NO PROBLEMAS ".

 

Pour notre escapade annuelle, en plus des critères touristiques, Micheline (XYL F9IE) et Danielle (XYL F6BFH), recherchent la rareté du pays pour les radioamateurs, la position géographique , si possible en bordure de mer avec la possibilité d’activer une île. Après avoir consulté leurs bibles telles que : Le guide du Routard, le Petit Futé et le Lonely Planete sur l’Amérique du Sud, leur choix s’est porté sur le Pérou.

Cette année, notre groupe est réduit, André F6AOI et Sylvie, Serge F6AUS et Marcelle réalisent un de leurs rêves, retrouver les lieux fréquentés par Gauguin et Brel , quant à Daniel F5LGQ et Annie c’est vers le Népal et les Indes qu’ils partent sac à dos. Yves F5TYY se joint à nous, comme en mai dernier sur l’île de Sein.

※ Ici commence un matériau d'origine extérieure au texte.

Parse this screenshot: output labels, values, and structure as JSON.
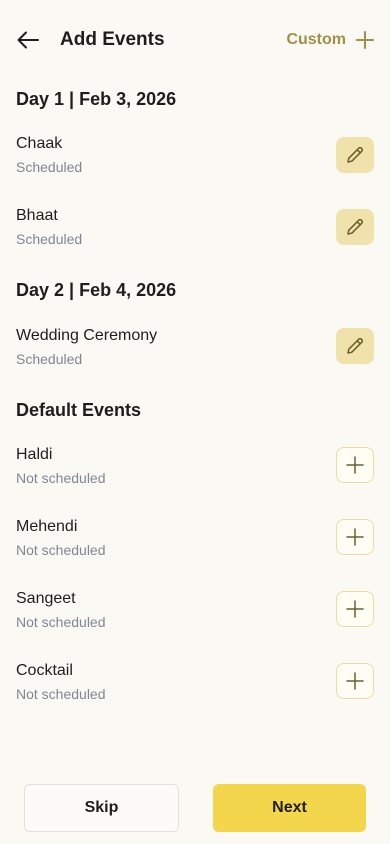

Je passerais sous silence la longue préparation administrative de l’expédition, à savoir l’obtention des licences radio, ainsi que le choix, très difficile, du trajet, compte tenu des nombreux sites à visiter et de la durée du séjour. En plus du voyage proprement dit, nous nous sommes fixé trois objectifs : activer une île côtière, activer l’île la plus haute du monde sur le lac Titicaca, et faire El Camino del Inca, traduisez le chemin de l’inca, qui consiste en un trekking de quatre jours pour aboutir au Machu Picchu.

Seize heures après avoir quitté Paris, nous atterrissons à Lima, la capitale, forte de 12 millions d’habitants, pratiquement la moitié du pays. Nous sommes samedi 30 octobre, et nous devons rester jusqu’au 2 novembre afin de récupérer nos licences radio. Nous en profitons pour visiter cette ville fondée en 1535 par l’Espagnol Francisco Pizarro.Accueilli comme un envoyé du Dieu Viracocha par le chef Inca " Atahualpa " en 1531, Pizarro le fit emprisonner. En échange de sa libération et de sa vie, Atahualpa proposa l’équivalent du volume de sa cellule remplie d’or . Mais en remerciement l’Espagnol le fit exécuter le 29 Août 1533.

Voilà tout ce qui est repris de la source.